Trump can charge a lot of money for all this. The Times reports he got $4 million plus a cut of any profits for slapping his name on a project in Tampa Bay.
But Trump may have had more risk than he thought in these licensing deals. The Times makes a persuasive case that Trump deceived consumers by telling them he was developing the projects when, in fact, he had no skin in the game. Here’s how he marketed the Tampa Bay development:
The marketing materials left little doubt that Mr. Trump was a driving force behind the 52-story tower: “We are developing a signature landmark property,” Mr. Trump declared in a news release unveiling it, which described him as a partner. In a marketing video, Mr. Trump called it “my first project on the Gulf of Mexico,” and even showed up to mingle with potential buyers at a lavish, catered event. “I love to build buildings,” Mr. Robbins recalled Mr.

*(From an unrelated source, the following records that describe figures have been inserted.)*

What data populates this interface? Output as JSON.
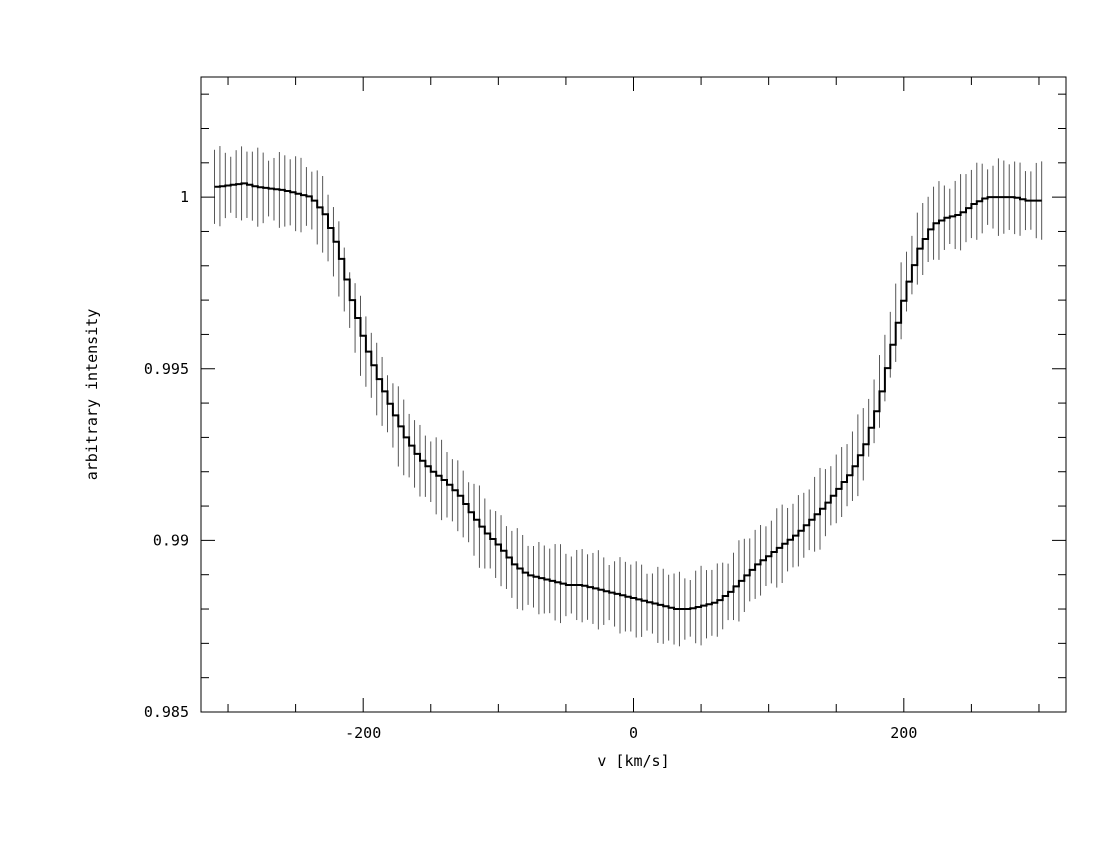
{
  "chart_data": {
    "type": "line",
    "title": "",
    "xlabel": "v [km/s]",
    "ylabel": "arbitrary intensity",
    "xlim": [
      -320,
      320
    ],
    "ylim": [
      0.985,
      1.0035
    ],
    "grid": false,
    "x_ticks": [
      {
        "value": -200,
        "label": "-200"
      },
      {
        "value": 0,
        "label": "0"
      },
      {
        "value": 200,
        "label": "200"
      }
    ],
    "y_ticks": [
      {
        "value": 0.985,
        "label": "0.985"
      },
      {
        "value": 0.99,
        "label": "0.99"
      },
      {
        "value": 0.995,
        "label": "0.995"
      },
      {
        "value": 1.0,
        "label": "1"
      }
    ],
    "x_minor_step": 50,
    "y_minor_step": 0.001,
    "series": [
      {
        "color": "#000000",
        "error_color": "#555555",
        "error_half_width": 0.001,
        "points": [
          [
            -310,
            1.0003
          ],
          [
            -290,
            1.0004
          ],
          [
            -280,
            1.0003
          ],
          [
            -260,
            1.0002
          ],
          [
            -250,
            1.0001
          ],
          [
            -240,
            1.0
          ],
          [
            -230,
            0.9995
          ],
          [
            -220,
            0.9985
          ],
          [
            -210,
            0.997
          ],
          [
            -200,
            0.9957
          ],
          [
            -190,
            0.9947
          ],
          [
            -180,
            0.9938
          ],
          [
            -170,
            0.993
          ],
          [
            -160,
            0.9924
          ],
          [
            -150,
            0.992
          ],
          [
            -140,
            0.9917
          ],
          [
            -130,
            0.9913
          ],
          [
            -120,
            0.9907
          ],
          [
            -110,
            0.9902
          ],
          [
            -100,
            0.9898
          ],
          [
            -90,
            0.9893
          ],
          [
            -80,
            0.989
          ],
          [
            -70,
            0.9889
          ],
          [
            -60,
            0.9888
          ],
          [
            -50,
            0.9887
          ],
          [
            -40,
            0.9887
          ],
          [
            -30,
            0.9886
          ],
          [
            -20,
            0.9885
          ],
          [
            -10,
            0.9884
          ],
          [
            0,
            0.9883
          ],
          [
            10,
            0.9882
          ],
          [
            20,
            0.9881
          ],
          [
            30,
            0.988
          ],
          [
            40,
            0.988
          ],
          [
            50,
            0.9881
          ],
          [
            60,
            0.9882
          ],
          [
            70,
            0.9885
          ],
          [
            80,
            0.9889
          ],
          [
            90,
            0.9893
          ],
          [
            100,
            0.9896
          ],
          [
            110,
            0.9899
          ],
          [
            120,
            0.9902
          ],
          [
            130,
            0.9906
          ],
          [
            140,
            0.991
          ],
          [
            150,
            0.9915
          ],
          [
            160,
            0.992
          ],
          [
            170,
            0.9928
          ],
          [
            180,
            0.994
          ],
          [
            190,
            0.9957
          ],
          [
            200,
            0.9973
          ],
          [
            210,
            0.9985
          ],
          [
            220,
            0.9992
          ],
          [
            230,
            0.9994
          ],
          [
            240,
            0.9995
          ],
          [
            250,
            0.9998
          ],
          [
            260,
            1.0
          ],
          [
            270,
            1.0
          ],
          [
            280,
            1.0
          ],
          [
            290,
            0.9999
          ],
          [
            300,
            0.9999
          ],
          [
            305,
            0.9999
          ]
        ]
      }
    ]
  }
}
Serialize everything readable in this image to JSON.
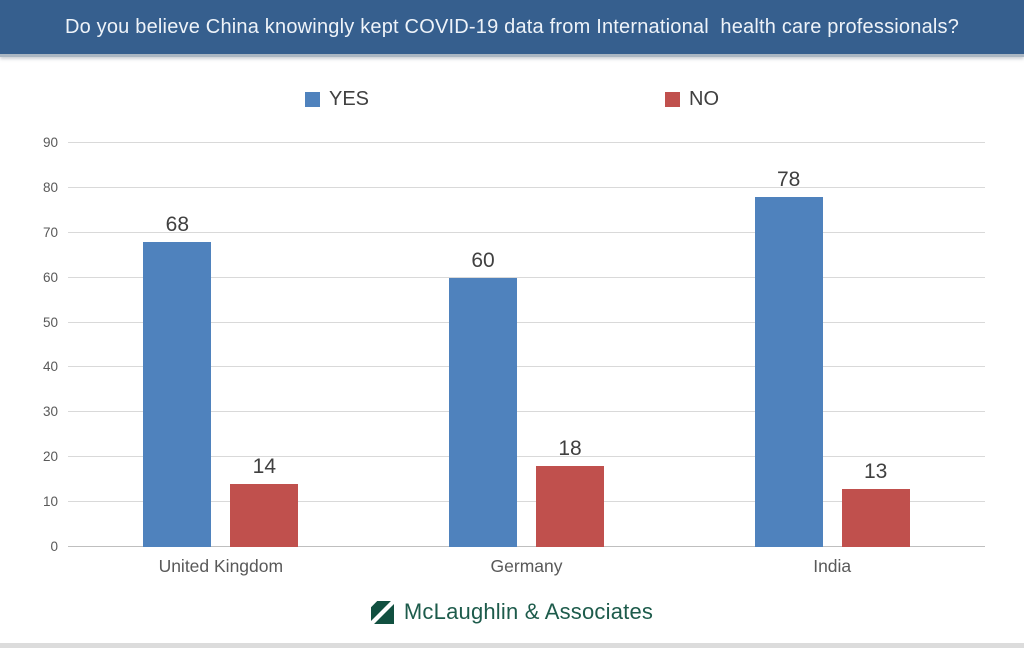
{
  "banner": {
    "title": "Do you believe China knowingly kept COVID-19 data from International  health care professionals?",
    "bg_color": "#365f8e"
  },
  "chart_data": {
    "type": "bar",
    "title": "Do you believe China knowingly kept COVID-19 data from International  health care professionals?",
    "categories": [
      "United Kingdom",
      "Germany",
      "India"
    ],
    "series": [
      {
        "name": "YES",
        "color": "#4f82bd",
        "values": [
          68,
          60,
          78
        ]
      },
      {
        "name": "NO",
        "color": "#c0504d",
        "values": [
          14,
          18,
          13
        ]
      }
    ],
    "xlabel": "",
    "ylabel": "",
    "ylim": [
      0,
      90
    ],
    "ytick_interval": 10,
    "grid": true,
    "value_labels": true,
    "legend_position": "top"
  },
  "colors": {
    "banner_bg": "#365f8e",
    "gridline": "#d9d9d9",
    "axis_text": "#595959",
    "label_text": "#404040",
    "brand_green": "#1d5b4b",
    "logo_green": "#115040"
  },
  "footer": {
    "brand": "McLaughlin & Associates",
    "logo_icon": "diagonal-slash-square"
  }
}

Trump telling the audience.
A confidential agreement, later made public in court filings, told a different story: Mr. Trump was not one of the developers or builders.
There’s no way around that: It’s deceptive marketing. He’ll be forking over some cash for that.
The Tampa project isn’t the only one:
But when three of the planned buildings encountered financial trouble, it became clear that Mr. Trump had essentially rented his name to the developments and had no responsibility for their outcomes, according to buyers. In each case, he yanked his name off the projects, which were never completed. The buyers lost millions of dollars in deposits even as Mr. Trump pocketed hefty license fees.
Those who bought the apartments in part because of the Trump name were livid, saying they felt a profound sense of betrayal, and more than 300 of them are now suing Mr. Trump or his company…
Alan Garten, a lawyer for Mr. Trump’s company, said that, regardless of what Mr. Trump himself or any marketing materials had suggested, his role was disclosed in lengthy purchasing documents that buyers should have carefully scrutinized. But in an interview, Mr. Garten acknowledged that, “without a lawyer, it can be difficult” to understand such documents.
Oops. Ya fired, Garten. That’s a bit too candid.
The Times is also excellent to look at Trump’s for-profit education empire. He’s also lent his brand to that scandal-ridden industry, dangling the false promise of wealth in front of consumers.
This, on how Trump tries to use high evaluation percentages as a defense against consumer complaints, is amazing:
Students said the evaluations must be put into context: they were told to fill them out using their names, often in the presence of the instructors they were assessing. Mr. Tufenkian, for example, said he gave high marks to the program after his mentor told him he would not leave until Mr. Tufenkian did so. “I had to fill it out right in front of him,” Mr. Tufenkian said.